LA LISTE DU MATIN
Cette semaine, « Le Monde des livres » recommande la lecture du premier roman d’Arnaud Guigue, qui fait revivre la figure d’Abe Sada, meurtrier de son amant, à Tokyo, en 1936 ; une enquête sociologique auprès des retraités syndiqués de l’usine Peugeot de Sochaux ; l’aventure d’une conscience artificielle qui émerge sur la Lune avec le nouveau roman de Catherine Dufour ; un portrait de l’écrivain et éditrice argentine Silvina Ocampo (1903-1993) réalisé par l’une de ses admiratrices, une autre écrivaine argentine, Mariana Enriquez ; un récit de Lucie Taïeb sur les sites d’anciennes mines de lignite en Allemagne et dans ses souvenirs.

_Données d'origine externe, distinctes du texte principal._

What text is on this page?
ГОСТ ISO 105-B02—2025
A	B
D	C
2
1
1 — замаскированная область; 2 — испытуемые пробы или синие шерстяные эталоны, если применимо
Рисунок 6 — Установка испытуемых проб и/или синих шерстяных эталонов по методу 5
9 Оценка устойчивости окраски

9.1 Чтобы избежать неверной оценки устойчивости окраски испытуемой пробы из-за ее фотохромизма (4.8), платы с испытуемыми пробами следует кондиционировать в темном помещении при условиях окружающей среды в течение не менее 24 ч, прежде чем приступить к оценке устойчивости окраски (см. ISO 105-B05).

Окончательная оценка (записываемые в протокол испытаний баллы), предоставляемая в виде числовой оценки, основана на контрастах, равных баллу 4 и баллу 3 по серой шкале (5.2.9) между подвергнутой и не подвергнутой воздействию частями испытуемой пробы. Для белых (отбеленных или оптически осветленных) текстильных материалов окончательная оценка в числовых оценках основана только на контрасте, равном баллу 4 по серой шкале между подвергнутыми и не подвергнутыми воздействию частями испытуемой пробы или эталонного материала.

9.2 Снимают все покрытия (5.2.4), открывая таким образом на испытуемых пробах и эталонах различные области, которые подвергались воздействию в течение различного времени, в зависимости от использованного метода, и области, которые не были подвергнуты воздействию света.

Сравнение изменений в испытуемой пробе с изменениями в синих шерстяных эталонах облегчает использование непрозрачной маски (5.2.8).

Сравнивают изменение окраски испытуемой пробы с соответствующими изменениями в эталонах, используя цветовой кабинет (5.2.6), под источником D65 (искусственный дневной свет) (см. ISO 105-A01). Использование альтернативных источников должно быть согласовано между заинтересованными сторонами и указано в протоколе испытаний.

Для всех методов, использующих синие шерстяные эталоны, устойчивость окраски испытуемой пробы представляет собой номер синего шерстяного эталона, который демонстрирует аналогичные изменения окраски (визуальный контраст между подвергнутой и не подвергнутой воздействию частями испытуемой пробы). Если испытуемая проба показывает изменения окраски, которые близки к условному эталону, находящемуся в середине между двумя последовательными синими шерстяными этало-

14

ROMAN. « Je suis ce que vous cherchez », par Arnaud Guigue
Ce policier ne demandait pas grand-chose ; il vérifiait l’identité des clients dans une auberge lorsqu’une jeune femme lui annonça : « Je m’appelle Abe Sada, celui que vous cherchez. » Le 20 mai 1936, trois jours s’étaient écoulés depuis qu’elle avait été traquée dans tout Tokyo, après la découverte du corps de son amant, mort étranglé, les organes génitaux sectionnés, la cuisse couverte de lettres de sang : “Sada, Kichi, ensemble pour toujours.” » Abe Sada, qui avait planifié son suicide, a expliqué qu’après des semaines d’amour d’une intensité sexuelle incroyable (que Nagisa Oshima aurait magnifiée en L’empire des sensen 1976), n’a connu d’autre issue que la mort.
Le récit des trois jours d’errance d’Abe Sada dans la ville fait suite à son interrogatoire par la police, au cours duquel elle retrace son parcours, de l’enfance à sa relation avec Kichizo Ishida, en passant par un viol subi lorsqu’elle était adolescente, puis à travers ses années dans un maison de geisha, avant de devenir prostituée. Vient ensuite l’évocation de son procès, de sa vie en prison et d’un monde dans lequel son histoire continue de la rattraper.
Dans chaque partie du roman, Arnaud Guigue prend soin d’ajouter au récit des faits le regard d’inconnus, scandalisés, médusés ou fascinés, sur cette femme et ses actes qui restent irréductibles aux explications. La simplicité et la transparence des phrases ne prétendent pas faire la lumière sur l’opacité des faits rapportés. Je suis ce que tu cherchesmais au contraire, laissez-le se déployer. R.L.
SOCIOLOGIE. “Jusqu’à la fin. Vieillir et résister dans le monde du travail », par Nicolas Renahy
Presque tout a été écrit sur les retraités, ces supposés utilisateurs du temps libre. Cependant, un fait est souvent négligé : trois sur dix sont d’anciens travailleurs. Parce qu’il n’y a pas si longtemps, la France était un pays très industrialisé. Les usines ferment, les prolétaires restent. C’est à leur vie que Nicolas Renahy s’intéresse dans son nouvel essai, proposant une sociologie de la vieillesse ouvrière.